2. Schätzung des Umfangs geleisteter Überstunden auf der Grundlage des Arbeitgebervorbringens Errechnet der als Busfahrer im Linienverkehr tätige AN seine Forderung auf Zahlung von Überstundenvergütung zu Unrecht unter Einbeziehung fahrplanbedingter Wartezeiten sowie nicht belegter längerer Zeiten für Vor- und Nacharbeit und bietet sein Vortrag auch keine Grundlage zur korrekten Ermittlung des Anteils vergütungspflichtiger Arbeitsstunden, trägt jedoch der Arbeitgeber seinerseits vor, die tägliche Arbeitszeit habe „im Durchschnitt allenfalls 8,5 Stunden“ betragen, so kann, wenn sich der AN diesen Vortrag hilfsweise zu eigen macht, der Umfang der zu vergütenden Arbeitsstunden gem. § 287 Abs. 2 ZPO auf dieser Grundlage geschätzt werden. |
|
Vorinstanzen: | Arbeitsgericht Dortmund, Urteil vom 23.10.2012, 5 Ca 2205/12 | |
Tenor:
Unter Zurückweisung der Berufung im Übrigen wird auf die Berufung des Klägers das Urteil des Arbeitsgerichts Dortmund vom 23.10.2012 , 5 Ca 2205/12 – teilweise abgeändert.
Die Beklagte wird verurteilt, an den Kläger als Überstundenvergütung für den Zeitraum Mai 2011 bis einschließlich März 2012 1.103,76 €brutto nebst Zinsen in Höhe von 5 Prozentpunkten über dem Basiszins seit dem 05.05.2012 zu zahlen.
Von den Kosten des ersten Rechtszuges trägt der Kläger 5/6, die Beklagte 1/6. Die Kosten des zweiten Rechtszuges trägt der Kläger allein.
Die Revision wird zugelassen.
Tatbestand
Mit seiner Klage macht der Kläger, welcher zunächst vom 01.04. bis 28.04.2011 im Rahmen einer Fördermaßnahme der Arbeitsagentur und sodann aufgrund schriftlichen Arbeitsvertrages vom 29.04.2011 (Bl. 4 ff. d.
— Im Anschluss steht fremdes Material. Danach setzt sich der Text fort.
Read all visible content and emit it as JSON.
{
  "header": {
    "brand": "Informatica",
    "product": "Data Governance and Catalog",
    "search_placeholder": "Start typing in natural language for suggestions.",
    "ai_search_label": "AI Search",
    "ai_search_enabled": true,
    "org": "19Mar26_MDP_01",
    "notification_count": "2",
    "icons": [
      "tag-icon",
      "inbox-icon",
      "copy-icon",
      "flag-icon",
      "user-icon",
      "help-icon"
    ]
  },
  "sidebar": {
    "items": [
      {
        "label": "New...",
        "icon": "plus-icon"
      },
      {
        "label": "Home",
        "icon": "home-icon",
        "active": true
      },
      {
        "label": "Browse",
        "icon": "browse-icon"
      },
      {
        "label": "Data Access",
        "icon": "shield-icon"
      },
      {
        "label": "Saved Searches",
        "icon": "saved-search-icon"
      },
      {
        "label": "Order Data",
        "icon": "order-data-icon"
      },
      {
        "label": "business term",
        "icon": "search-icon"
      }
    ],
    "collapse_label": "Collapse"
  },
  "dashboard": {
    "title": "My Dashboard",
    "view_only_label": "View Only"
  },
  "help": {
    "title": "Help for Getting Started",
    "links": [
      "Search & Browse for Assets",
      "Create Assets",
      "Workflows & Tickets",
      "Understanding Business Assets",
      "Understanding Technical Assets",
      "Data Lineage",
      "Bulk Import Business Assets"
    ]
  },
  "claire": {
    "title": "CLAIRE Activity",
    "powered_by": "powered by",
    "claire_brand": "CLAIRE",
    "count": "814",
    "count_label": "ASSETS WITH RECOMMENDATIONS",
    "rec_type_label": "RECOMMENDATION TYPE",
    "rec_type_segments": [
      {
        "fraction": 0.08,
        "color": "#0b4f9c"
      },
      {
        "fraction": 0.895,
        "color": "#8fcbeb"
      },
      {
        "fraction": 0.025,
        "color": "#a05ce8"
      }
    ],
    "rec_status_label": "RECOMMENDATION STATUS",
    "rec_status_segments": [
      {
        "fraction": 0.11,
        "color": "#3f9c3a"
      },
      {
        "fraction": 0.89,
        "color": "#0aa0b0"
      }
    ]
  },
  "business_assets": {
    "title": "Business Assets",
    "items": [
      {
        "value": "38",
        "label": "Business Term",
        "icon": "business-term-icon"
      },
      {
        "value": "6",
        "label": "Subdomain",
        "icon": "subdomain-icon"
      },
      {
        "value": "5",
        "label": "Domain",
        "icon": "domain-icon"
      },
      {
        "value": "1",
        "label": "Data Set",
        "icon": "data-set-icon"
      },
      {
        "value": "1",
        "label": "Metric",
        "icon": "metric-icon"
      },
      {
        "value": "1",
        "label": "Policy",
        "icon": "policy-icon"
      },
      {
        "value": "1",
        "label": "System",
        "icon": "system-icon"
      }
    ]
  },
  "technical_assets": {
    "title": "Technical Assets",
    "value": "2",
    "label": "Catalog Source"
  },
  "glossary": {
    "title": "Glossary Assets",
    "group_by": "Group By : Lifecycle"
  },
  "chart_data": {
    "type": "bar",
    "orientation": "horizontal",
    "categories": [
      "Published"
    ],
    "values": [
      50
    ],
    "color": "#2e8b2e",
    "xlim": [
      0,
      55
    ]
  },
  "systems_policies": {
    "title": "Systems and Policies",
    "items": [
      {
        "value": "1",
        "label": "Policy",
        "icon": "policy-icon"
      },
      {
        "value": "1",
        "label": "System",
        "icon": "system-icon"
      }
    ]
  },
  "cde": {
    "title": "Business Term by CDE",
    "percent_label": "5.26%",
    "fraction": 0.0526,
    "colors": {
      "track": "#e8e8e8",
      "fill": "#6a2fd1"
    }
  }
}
A.) in der Zeit vom 01.05.2011 bis zum 31.03.2012 im Omnibusverkehrsunternehmen der Beklagten als Busfahrer im Linienverkehr beschäftigt war, Ansprüche auf Zahlung von Überstundenvergütung geltend. Zum Umfang der von ihm geleisteten Arbeitsstunden verweist der Kläger auf entsprechende Arbeitsnachweise/Reisekostenabrechnungen (Bl. 13 ff. d. A.), aus welchen sich die arbeitstäglich zugewiesenen Touren sowie die – seiner Behauptung nach maßgeblichen – Anfangs- und Endzeiten der Arbeitszeit ergeben, zu welchen er den Betrieb betreten bzw. verlassen habe. Auf der Grundlage der Gesamtaufstellung Blatt 12 d. A. errechnet der Kläger unter Abzug von einer Pausenzeit von einer Stunde arbeitstäglich und unter Berücksichtigung einer Normalarbeitszeit von 176 Stunden ein abzugeltendes Überstundenvolumen von 649,65 Stunden. Hierfür verlangt der Kläger auf der Grundlage eines Stundenlohns von 10,22 € die Zahlung eines Betrages von 6.644,14 €brutto.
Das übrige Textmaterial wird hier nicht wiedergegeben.